Baked Sweet Potatoes with Cranberry Gorgonzola Gremolata
Makes 6 servings
6 medium sweet potatoes
1/4 c. melted butter
1/2 tsp. salt
1/4 c. pure maple syrup
1/4 c. minced fresh parsley
1 lemon zested
1 clove garlic, minced finely
3 tablespoons minced pecans
3 tablespoons finely chopped dried cranberries
1 scallion minced
2 ounces Stella gorgonzola, crumbled
Preheat oven to 450 F. Place sweet potatoes on cookie sheet and bake for 30 minutes. Flip over and return to oven to bake until tender, about 20 minutes. Remove from oven and set aside.
When cool enough to do so safely, peel sweet potatoes or cut in half and scoop out the flesh. Place in a medium skillet over low heat with butter, salt and maple syrup for 5 minutes, basting the potatoes with the butter mixture occasionally. Lightly smash the potatoes until there is an even consistency. Hold over low heat.
In a small bowl, toss together parsley, lemon zest, garlic, pecans, cranberries and scallion. Gently fold in the gorgonzola.
Move sweet potatoes to a serving dish and sprinkle with the cranberry blue cheese gremolata.

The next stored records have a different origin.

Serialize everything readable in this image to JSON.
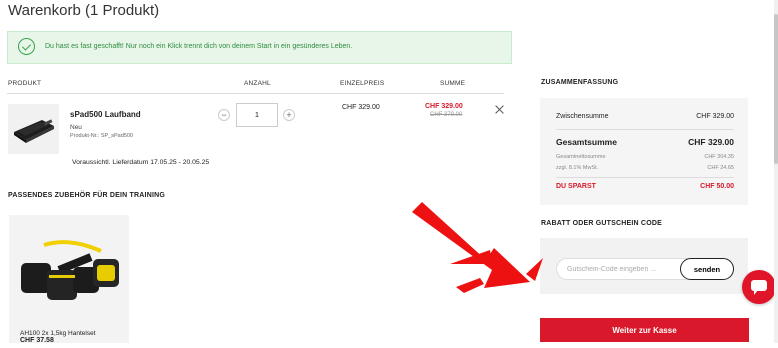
{
  "page": {
    "title": "Warenkorb (1 Produkt)"
  },
  "alert": {
    "message": "Du hast es fast geschafft! Nur noch ein Klick trennt dich von deinem Start in ein gesünderes Leben."
  },
  "cart_table": {
    "headers": {
      "product": "PRODUKT",
      "quantity": "ANZAHL",
      "unit_price": "EINZELPREIS",
      "sum": "SUMME"
    },
    "item": {
      "name": "sPad500 Laufband",
      "condition": "Neu",
      "product_number": "Produkt-Nr.: SP_sPad500",
      "quantity": "1",
      "unit_price": "CHF 329.00",
      "sum": "CHF 329.00",
      "old_sum": "CHF 379.00",
      "delivery": "Voraussichtl. Lieferdatum 17.05.25 - 20.05.25"
    },
    "minus": "−",
    "plus": "+"
  },
  "accessories": {
    "title": "PASSENDES ZUBEHÖR FÜR DEIN TRAINING",
    "items": [
      {
        "name": "AH100 2x 1,5kg Hantelset",
        "price": "CHF 37.58"
      }
    ]
  },
  "summary": {
    "title": "ZUSAMMENFASSUNG",
    "subtotal_label": "Zwischensumme",
    "subtotal_value": "CHF 329.00",
    "total_label": "Gesamtsumme",
    "total_value": "CHF 329.00",
    "net_label": "Gesamtnettosumme",
    "net_value": "CHF 304.35",
    "vat_label": "zzgl. 8.1% MwSt.",
    "vat_value": "CHF 24.65",
    "savings_label": "DU SPARST",
    "savings_value": "CHF 50.00"
  },
  "coupon": {
    "title": "RABATT ODER GUTSCHEIN CODE",
    "placeholder": "Gutschein-Code eingeben ...",
    "button": "senden"
  },
  "checkout": {
    "button": "Weiter zur Kasse"
  },
  "colors": {
    "accent": "#d9182b",
    "success_bg": "#e7f6e9",
    "success_text": "#2f8c3e",
    "arrow": "#ee1111"
  },
  "icons": [
    "check-circle-icon",
    "close-icon",
    "chat-icon",
    "arrow-icon"
  ]
}
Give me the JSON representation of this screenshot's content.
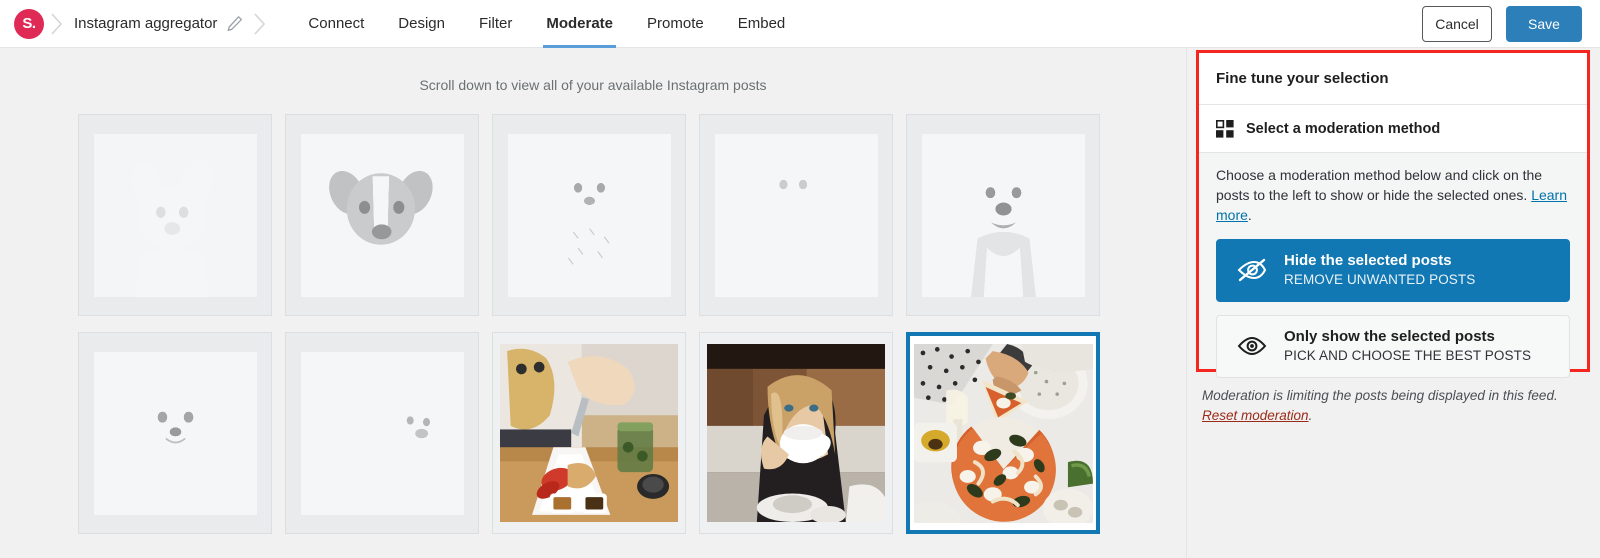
{
  "header": {
    "logo_text": "S.",
    "breadcrumb_title": "Instagram aggregator",
    "edit_icon": "pencil-icon",
    "tabs": [
      {
        "label": "Connect",
        "active": false
      },
      {
        "label": "Design",
        "active": false
      },
      {
        "label": "Filter",
        "active": false
      },
      {
        "label": "Moderate",
        "active": true
      },
      {
        "label": "Promote",
        "active": false
      },
      {
        "label": "Embed",
        "active": false
      }
    ],
    "cancel_label": "Cancel",
    "save_label": "Save"
  },
  "main": {
    "scroll_hint": "Scroll down to view all of your available Instagram posts",
    "posts": [
      {
        "name": "french-bulldog-with-chain",
        "state": "hidden"
      },
      {
        "name": "jack-russell-portrait",
        "state": "hidden"
      },
      {
        "name": "shih-tzu-in-shirt",
        "state": "hidden"
      },
      {
        "name": "kitten-reaching-up",
        "state": "hidden"
      },
      {
        "name": "schnauzer-smiling",
        "state": "hidden"
      },
      {
        "name": "corgi-puppy",
        "state": "hidden"
      },
      {
        "name": "bulldog-in-hoodie",
        "state": "hidden"
      },
      {
        "name": "brunch-plate",
        "state": "shown"
      },
      {
        "name": "woman-drinking-coffee",
        "state": "shown"
      },
      {
        "name": "pizza-being-served",
        "state": "selected"
      }
    ]
  },
  "sidebar": {
    "panel_title": "Fine tune your selection",
    "section_icon": "grid-squares-icon",
    "section_title": "Select a moderation method",
    "description_prefix": "Choose a moderation method below and click on the posts to the left to show or hide the selected ones. ",
    "learn_more_label": "Learn more",
    "description_suffix": ".",
    "methods": [
      {
        "icon": "eye-slash-icon",
        "title": "Hide the selected posts",
        "subtitle": "REMOVE UNWANTED POSTS",
        "variant": "primary"
      },
      {
        "icon": "eye-icon",
        "title": "Only show the selected posts",
        "subtitle": "PICK AND CHOOSE THE BEST POSTS",
        "variant": "secondary"
      }
    ],
    "footnote_text": "Moderation is limiting the posts being displayed in this feed. ",
    "reset_label": "Reset moderation",
    "footnote_suffix": "."
  },
  "colors": {
    "brand_pink": "#e02a56",
    "primary_blue": "#1278b3",
    "save_blue": "#2d7fba",
    "tab_underline": "#5b9dd9",
    "highlight_red": "#f5251f",
    "link_blue": "#0073aa",
    "reset_link": "#9b2b19",
    "page_bg": "#f1f1f1"
  }
}
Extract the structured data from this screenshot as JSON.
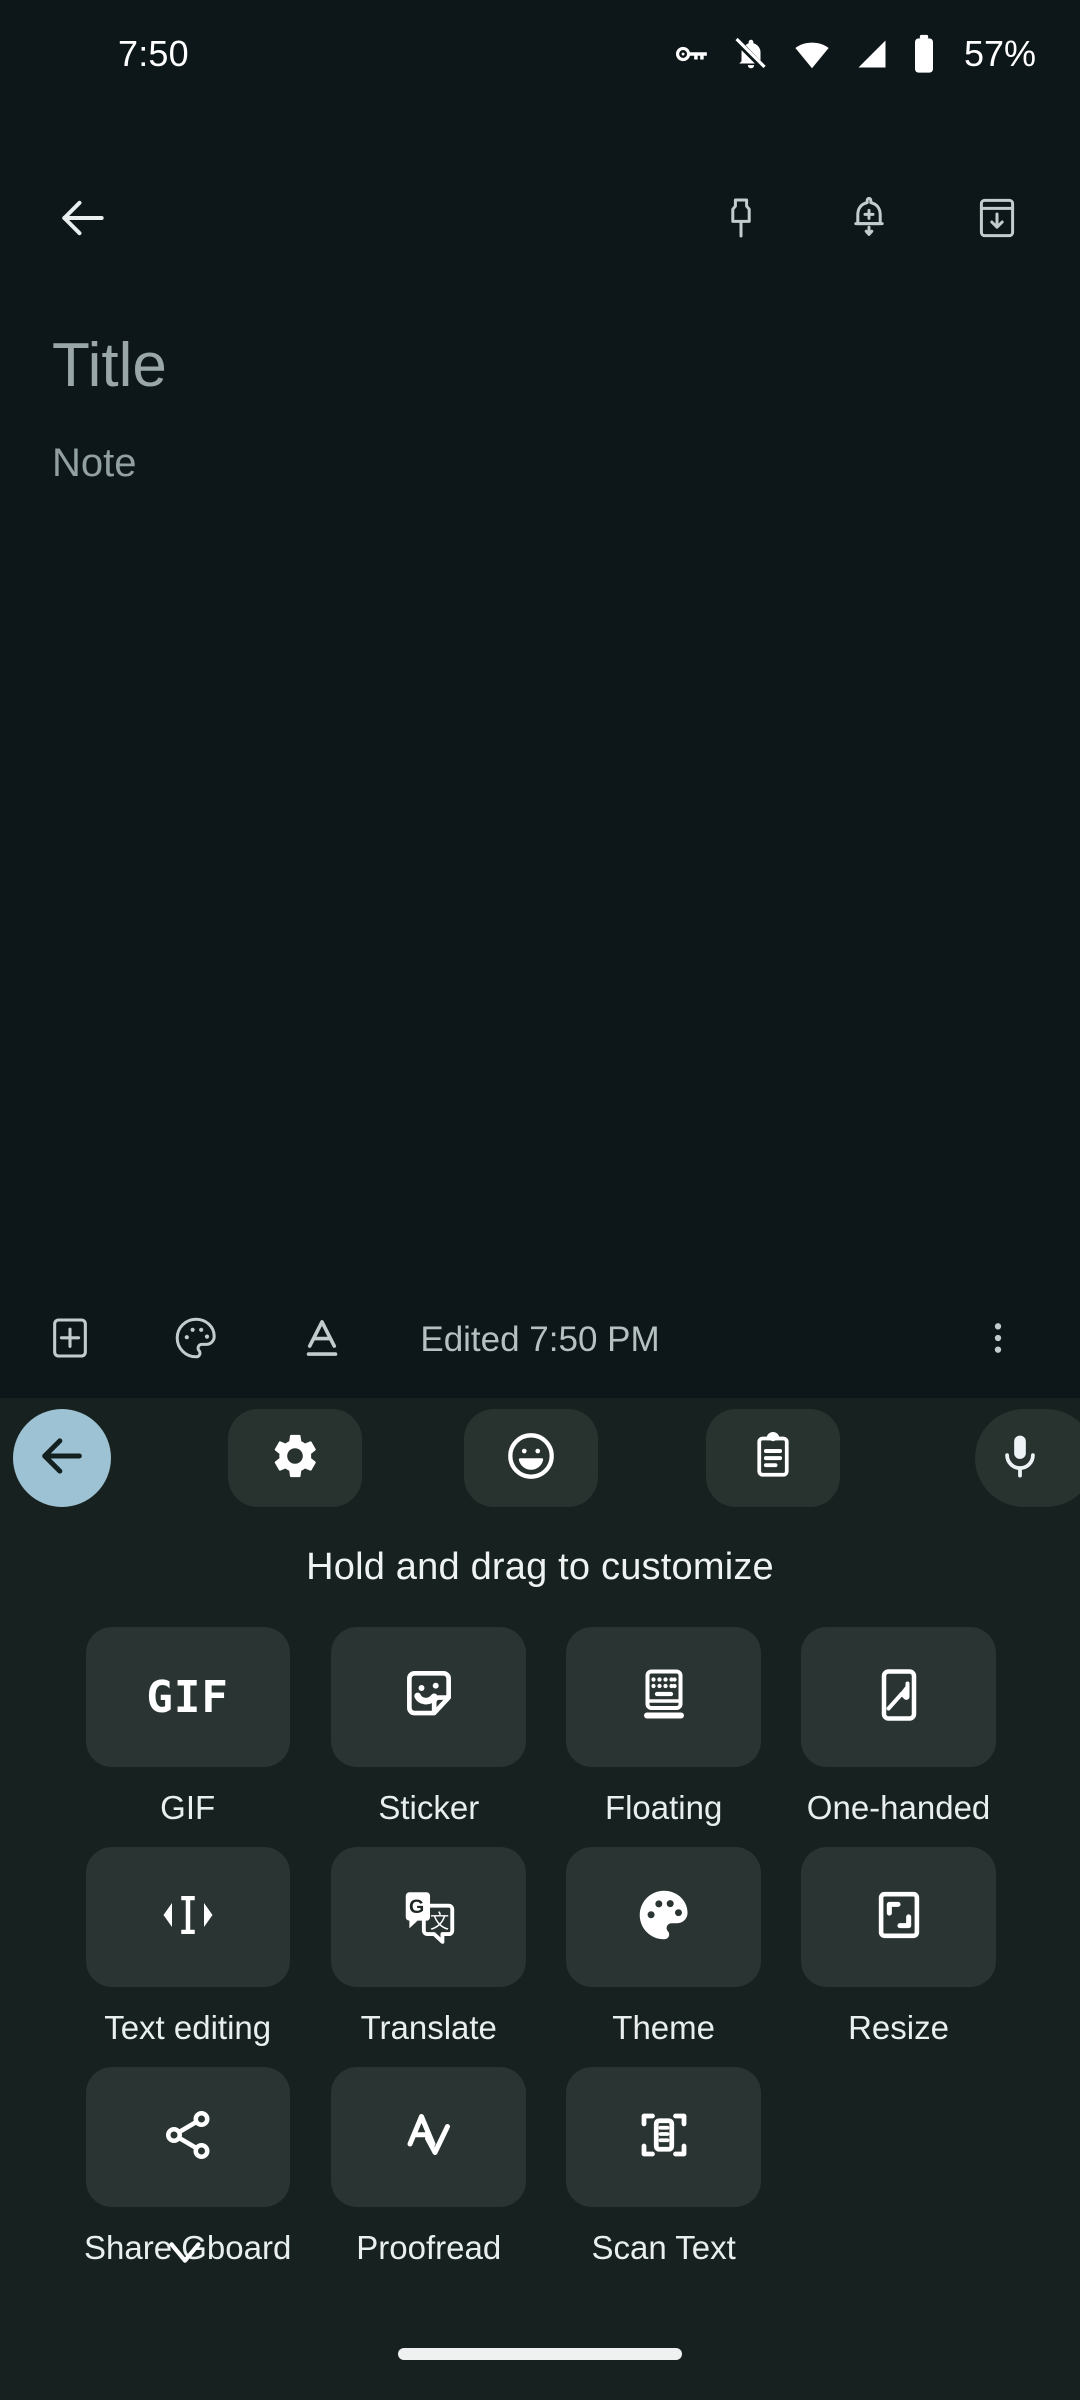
{
  "status_bar": {
    "clock": "7:50",
    "battery_percent": "57%",
    "icons": [
      "vpn-key-icon",
      "notifications-off-icon",
      "wifi-icon",
      "cellular-signal-icon",
      "battery-icon"
    ]
  },
  "app_bar": {
    "back_label": "back-arrow-icon",
    "actions": [
      {
        "name": "pin-icon",
        "label": "Pin note"
      },
      {
        "name": "reminder-add-icon",
        "label": "Add reminder"
      },
      {
        "name": "archive-icon",
        "label": "Archive"
      }
    ]
  },
  "note": {
    "title_placeholder": "Title",
    "body_placeholder": "Note",
    "title_value": "",
    "body_value": ""
  },
  "note_toolbar": {
    "add_label": "add-box-icon",
    "palette_label": "palette-icon",
    "format_label": "text-format-icon",
    "edited_text": "Edited 7:50 PM",
    "more_label": "more-vert-icon"
  },
  "keyboard": {
    "toolbar": [
      {
        "name": "kb-back-button",
        "icon": "arrow-back-icon",
        "accent": "#9cc2d3"
      },
      {
        "name": "kb-settings-button",
        "icon": "gear-icon"
      },
      {
        "name": "kb-emoji-button",
        "icon": "emoji-face-icon"
      },
      {
        "name": "kb-clipboard-button",
        "icon": "clipboard-icon"
      },
      {
        "name": "kb-mic-button",
        "icon": "microphone-icon"
      }
    ],
    "hint": "Hold and drag to customize",
    "items": [
      {
        "label": "GIF",
        "icon": "gif-icon"
      },
      {
        "label": "Sticker",
        "icon": "sticker-icon"
      },
      {
        "label": "Floating",
        "icon": "floating-keyboard-icon"
      },
      {
        "label": "One-handed",
        "icon": "one-handed-icon"
      },
      {
        "label": "Text editing",
        "icon": "text-editing-icon"
      },
      {
        "label": "Translate",
        "icon": "translate-icon"
      },
      {
        "label": "Theme",
        "icon": "palette-icon"
      },
      {
        "label": "Resize",
        "icon": "resize-icon"
      },
      {
        "label": "Share Gboard",
        "icon": "share-icon"
      },
      {
        "label": "Proofread",
        "icon": "proofread-icon"
      },
      {
        "label": "Scan Text",
        "icon": "scan-text-icon"
      }
    ],
    "dismiss_label": "chevron-down-icon"
  },
  "nav": {
    "home_indicator": "home-gesture-bar"
  },
  "colors": {
    "app_background": "#0d1618",
    "keyboard_background": "#17211f",
    "tile_background": "#2a3432",
    "pill_background": "#28322f",
    "accent_back": "#9cc2d3",
    "icon_white": "#ffffff",
    "placeholder_grey": "#9aa7a9"
  }
}
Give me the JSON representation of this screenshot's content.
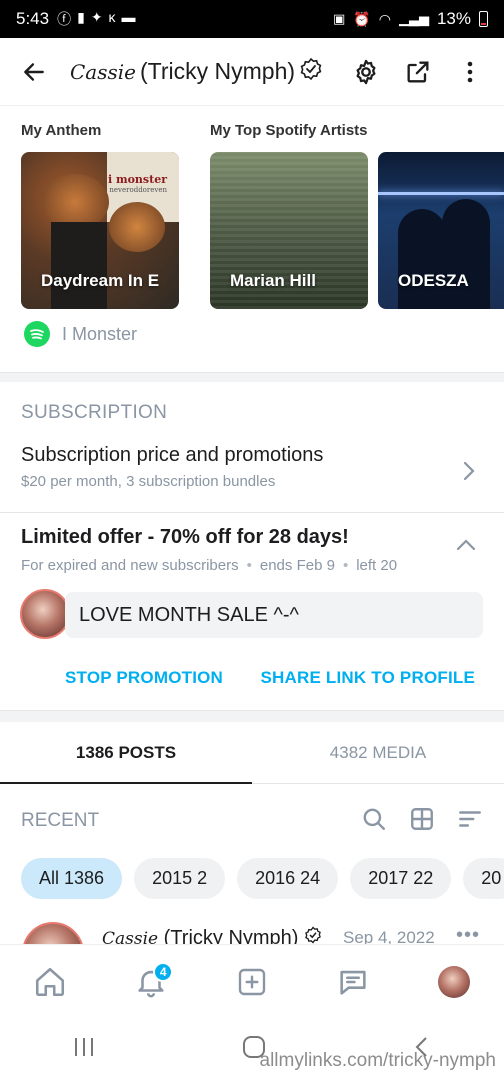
{
  "status_bar": {
    "time": "5:43",
    "battery": "13%"
  },
  "header": {
    "script_name": "Cassie",
    "title": "(Tricky Nymph)",
    "icons": [
      "back-arrow-icon",
      "verified-icon",
      "gear-icon",
      "share-icon",
      "more-vertical-icon"
    ]
  },
  "anthem": {
    "my_anthem_label": "My Anthem",
    "top_artists_label": "My Top Spotify Artists",
    "anthem_card": {
      "title": "Daydream In E",
      "album_artist": "i monster",
      "album_subtitle": "neveroddoreven"
    },
    "artists": [
      "Marian Hill",
      "ODESZA"
    ],
    "spotify_artist": "I Monster"
  },
  "subscription": {
    "header": "SUBSCRIPTION",
    "title": "Subscription price and promotions",
    "desc": "$20 per month, 3 subscription bundles"
  },
  "offer": {
    "title": "Limited offer - 70% off for 28 days!",
    "audience": "For expired and new subscribers",
    "ends": "ends Feb 9",
    "left": "left 20",
    "message": "LOVE MONTH SALE ^-^",
    "stop_label": "STOP PROMOTION",
    "share_label": "SHARE LINK TO PROFILE"
  },
  "tabs": {
    "posts": "1386 POSTS",
    "media": "4382 MEDIA"
  },
  "recent": {
    "label": "RECENT",
    "chips": [
      "All 1386",
      "2015 2",
      "2016 24",
      "2017 22",
      "20"
    ]
  },
  "post": {
    "script_name": "Cassie",
    "author": "(Tricky Nymph)",
    "date": "Sep 4, 2022",
    "more": "•••"
  },
  "bottom_nav": {
    "notification_count": "4"
  },
  "watermark": "allmylinks.com/tricky-nymph",
  "colors": {
    "accent": "#00aff0",
    "muted": "#8a96a3",
    "spotify": "#1ed760",
    "chip_active": "#cbe9fa"
  }
}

Serve hot.
Cranberry Stuffing with Butternut Squash and Ripe Olives
1 medium butternut squash, peeled and cut into ½ inch dice
1 ½ teaspoons grape seed oil
salt and pepper, to taste
6 tablespoons butter, divided
1 medium leek, white parts only, cleaned and sliced
2 cups chopped celery
1 tablespoon chopped fresh sage
4 heaping cups sourdough bread chunks
¾ cup dried cranberries
6 slices thick cut bacon, cooked and crumbled
1 (6 ounce) can extra large California Ripe Olives, sliced
1 ½ – 2 cups chicken stock
Heat oven to 400°F and line a rimmed baking sheet with parchment. Add the diced butternut squash and drizzle with grape seed oil and season with salt and pepper. Roast for 35-40 minutes or until tender and lightly browned. Set aside when finished.
While squash is roasting, melt 2 tablespoons of butter in a large non-stick skillet and add leeks and celery. Sauté for 10-15 minutes, or until the leeks begin to soften, stirring frequently.
In a large bowl combine the roasted butternut squash, sautéed leeks, celery, sage, bread, dried cranberries, bacon and olives. Season with salt and pepper and add chicken stock until bread is moist but not soaked with liquid.
Transfer to 9×13 baking dish and top with remaining 4 tablespoons of diced butter. Reduce the oven temperature to 350°F and bake for 30-35 minutes. The top of the stuffing should be golden brown and crunchy.
Remove from the oven and serve immediately.